Cortical and Corticomuscular Beta-Gamma Phase-Amplitude Coupling During Different Locomotion States and the Effects of Levodopa in Parkinson's Disease.
Parkinson’s can disrupt how the brain talks to muscles, especially during walking. We studied a brain-muscle signal called phase-amplitude coupling (PAC). Thirty people with Parkinson’s wore sensors on their scalp and leg while sitting, standing, and walking, both off and on medication. We found that PAC changes were linked to movement issues, which was improved with medication.
Background: Phase-amplitude coupling (PAC) in the beta-gamma range has emerged as a promising electrophysiological biomarker of Parkinson's disease (PD).
Objective: This study aims to investigate how levodopa and locomotion modulate cortical (central electroencephalogram [cEEG]) and corticomuscular (cEEG-gEMG [gastrocnemius electromyography]) beta-gamma PAC in patients with PD.
Methods: Thirty patients with PD underwent simultaneous cEEG and gEMG recordings during sitting, standing, and free walking in both off and on dopaminergic states. Spectral features and PAC analyses were conducted to assess the effects of levodopa, locomotion, and their associations with motor symptoms.
Results: In the off levodopa state, patients showed prolonged gait cycle intervals and shorter step lengths, correlating with higher Movement Disorder Society-revised Unified Parkinson's Disease Rating Scale Part III (UPDRS-III) scores. The cEEG beta-gamma PAC during sitting and standing, and cEEG-gEMG beta-gamma PAC during walking, positively correlated with UPDRS-III in the off levodopa state. The cEEG alpha/low beta-gamma and cEEG-gEMG low beta-gamma PAC increased from on to off levodopa while walking, with the latter correlating with reduced step length. Step event-related PAC analysis unveiled a dynamic enhancement of alpha/beta cEEG-gamma gEMG PAC around heel strikes in on levodopa compared with off.
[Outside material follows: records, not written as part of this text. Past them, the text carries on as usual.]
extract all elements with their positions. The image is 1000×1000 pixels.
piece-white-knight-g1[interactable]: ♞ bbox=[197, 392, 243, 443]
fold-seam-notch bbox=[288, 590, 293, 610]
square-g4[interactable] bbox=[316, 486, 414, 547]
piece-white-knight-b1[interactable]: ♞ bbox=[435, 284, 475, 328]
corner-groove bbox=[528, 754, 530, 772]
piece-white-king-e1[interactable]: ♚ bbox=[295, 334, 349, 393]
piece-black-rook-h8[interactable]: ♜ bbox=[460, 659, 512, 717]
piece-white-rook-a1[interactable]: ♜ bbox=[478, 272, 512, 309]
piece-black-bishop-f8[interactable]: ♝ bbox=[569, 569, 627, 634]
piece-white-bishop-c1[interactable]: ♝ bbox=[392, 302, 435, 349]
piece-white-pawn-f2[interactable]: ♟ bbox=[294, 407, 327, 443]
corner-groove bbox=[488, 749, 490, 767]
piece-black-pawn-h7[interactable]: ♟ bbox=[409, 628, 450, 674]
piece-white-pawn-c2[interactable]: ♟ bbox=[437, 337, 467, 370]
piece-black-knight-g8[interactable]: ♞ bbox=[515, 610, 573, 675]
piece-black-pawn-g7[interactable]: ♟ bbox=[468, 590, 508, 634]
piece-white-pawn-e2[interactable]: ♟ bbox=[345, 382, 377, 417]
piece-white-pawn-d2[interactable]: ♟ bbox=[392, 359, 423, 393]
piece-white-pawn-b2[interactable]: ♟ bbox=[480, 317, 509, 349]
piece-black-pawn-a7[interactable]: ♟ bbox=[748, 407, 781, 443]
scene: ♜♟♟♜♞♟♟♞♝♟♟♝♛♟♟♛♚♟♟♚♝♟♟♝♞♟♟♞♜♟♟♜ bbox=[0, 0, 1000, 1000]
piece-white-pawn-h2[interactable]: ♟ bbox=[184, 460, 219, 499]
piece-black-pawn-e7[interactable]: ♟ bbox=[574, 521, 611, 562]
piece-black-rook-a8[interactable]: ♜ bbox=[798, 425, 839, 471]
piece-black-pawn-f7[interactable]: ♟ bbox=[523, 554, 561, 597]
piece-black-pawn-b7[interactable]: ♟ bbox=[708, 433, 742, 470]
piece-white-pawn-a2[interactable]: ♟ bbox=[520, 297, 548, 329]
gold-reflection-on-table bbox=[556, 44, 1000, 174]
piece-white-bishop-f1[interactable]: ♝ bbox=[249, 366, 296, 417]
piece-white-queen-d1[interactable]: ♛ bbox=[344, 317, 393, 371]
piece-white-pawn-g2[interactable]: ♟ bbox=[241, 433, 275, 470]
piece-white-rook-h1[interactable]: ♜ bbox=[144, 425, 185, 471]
Conclusions: Both cortical and corticomuscular beta-gamma PACs are modulated by levodopa and locomotion, with low beta-gamma corticomuscular PAC specifically linked to gait dysfunction. Moreover, the levodopa-related enhancement of alpha/beta-gamma PAC during heel strikes highlights the functional relevance of dopaminergic modulation during gait. These findings highlight the potential of PAC as a biomarker for PD, particularly in the development of gait phase-locked adaptive deep brain stimulation strategies for patients with PD guided by noninvasive PAC monitoring.